British art historian

Lisa Tickner FBA (born 21 December 1944) is a British art historian. She has taught at Middlesex University (where she is now Emeritus Professor), Northwestern University, and the Courtauld Institute of Art (where she is now Honorary Professor). In 2008 she was elected a Fellow of the British Academy.

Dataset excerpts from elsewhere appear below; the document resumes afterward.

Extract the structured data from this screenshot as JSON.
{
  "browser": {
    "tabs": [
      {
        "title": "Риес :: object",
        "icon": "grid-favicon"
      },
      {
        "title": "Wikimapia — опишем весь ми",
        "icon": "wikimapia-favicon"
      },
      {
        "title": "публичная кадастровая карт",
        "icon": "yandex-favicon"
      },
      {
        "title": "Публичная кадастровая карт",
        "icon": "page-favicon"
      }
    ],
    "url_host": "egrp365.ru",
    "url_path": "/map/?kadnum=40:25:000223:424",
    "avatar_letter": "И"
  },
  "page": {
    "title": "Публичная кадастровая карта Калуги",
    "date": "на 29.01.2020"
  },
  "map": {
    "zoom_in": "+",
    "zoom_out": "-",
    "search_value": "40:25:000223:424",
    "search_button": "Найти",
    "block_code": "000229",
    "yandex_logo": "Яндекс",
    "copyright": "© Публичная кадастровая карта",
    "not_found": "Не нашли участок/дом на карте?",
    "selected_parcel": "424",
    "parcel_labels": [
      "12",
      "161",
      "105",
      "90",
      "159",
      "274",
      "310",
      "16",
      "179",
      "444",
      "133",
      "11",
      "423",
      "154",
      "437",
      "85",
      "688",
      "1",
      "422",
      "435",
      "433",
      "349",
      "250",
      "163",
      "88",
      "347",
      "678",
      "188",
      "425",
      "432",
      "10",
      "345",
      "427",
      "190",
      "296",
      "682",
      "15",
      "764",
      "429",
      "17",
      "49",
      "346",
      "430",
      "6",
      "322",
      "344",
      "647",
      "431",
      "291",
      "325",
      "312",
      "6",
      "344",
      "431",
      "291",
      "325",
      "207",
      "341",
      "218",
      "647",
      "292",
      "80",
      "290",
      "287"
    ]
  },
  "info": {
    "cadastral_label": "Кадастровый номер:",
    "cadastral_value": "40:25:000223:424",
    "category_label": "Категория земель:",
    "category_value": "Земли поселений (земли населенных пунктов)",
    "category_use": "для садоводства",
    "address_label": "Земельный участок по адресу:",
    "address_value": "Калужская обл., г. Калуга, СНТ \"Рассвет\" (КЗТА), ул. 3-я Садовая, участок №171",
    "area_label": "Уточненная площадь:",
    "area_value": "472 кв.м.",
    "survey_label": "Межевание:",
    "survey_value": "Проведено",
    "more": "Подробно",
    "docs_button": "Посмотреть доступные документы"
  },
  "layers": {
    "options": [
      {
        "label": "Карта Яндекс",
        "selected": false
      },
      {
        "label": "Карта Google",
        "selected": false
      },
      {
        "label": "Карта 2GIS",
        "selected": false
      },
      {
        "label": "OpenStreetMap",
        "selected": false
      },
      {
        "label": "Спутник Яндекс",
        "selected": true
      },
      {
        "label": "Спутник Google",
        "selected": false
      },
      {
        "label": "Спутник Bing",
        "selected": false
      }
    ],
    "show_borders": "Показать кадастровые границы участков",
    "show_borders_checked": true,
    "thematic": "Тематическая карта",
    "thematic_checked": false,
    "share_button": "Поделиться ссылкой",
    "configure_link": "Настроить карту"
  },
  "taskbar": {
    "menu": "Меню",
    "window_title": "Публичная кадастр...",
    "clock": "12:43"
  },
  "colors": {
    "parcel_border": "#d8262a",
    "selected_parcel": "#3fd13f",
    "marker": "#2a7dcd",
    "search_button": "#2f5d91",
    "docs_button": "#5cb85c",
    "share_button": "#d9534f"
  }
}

Tickner's work focuses on the history of modern art in Britain, and on feminist and theoretical approaches to the history of art. In 1979 she was one of the founders of BLOCK magazine. Her first book, The Spectacle of Women (1987), looked at the imagery of the Suffragette movement in Britain, and has been seen as an early model for visual culture studies. Her second book, Modern Life and Modern Subjects (2000), was described on publication as 'simply the best book yet written by an art historian about British modernism'.

== Early life ==
Tickner initially studied Fine Art at the Hornsey School of Art, but was encouraged to pursue art history by Nikolaus Pevsner. She completed a PhD on the arts and crafts movement in 1970.

== Career ==
In the 1970s Tickner was involved with the Women's Art History Collective in a way that influenced her scholarship. Her paper "The Body Politic: Female Sexuality and Women Artists Since 1970", presented at the 1977 AAH conference, was published in the second issue of the newly formed journal Art History, and led to the resignation of one of the members of the journal's editorial board.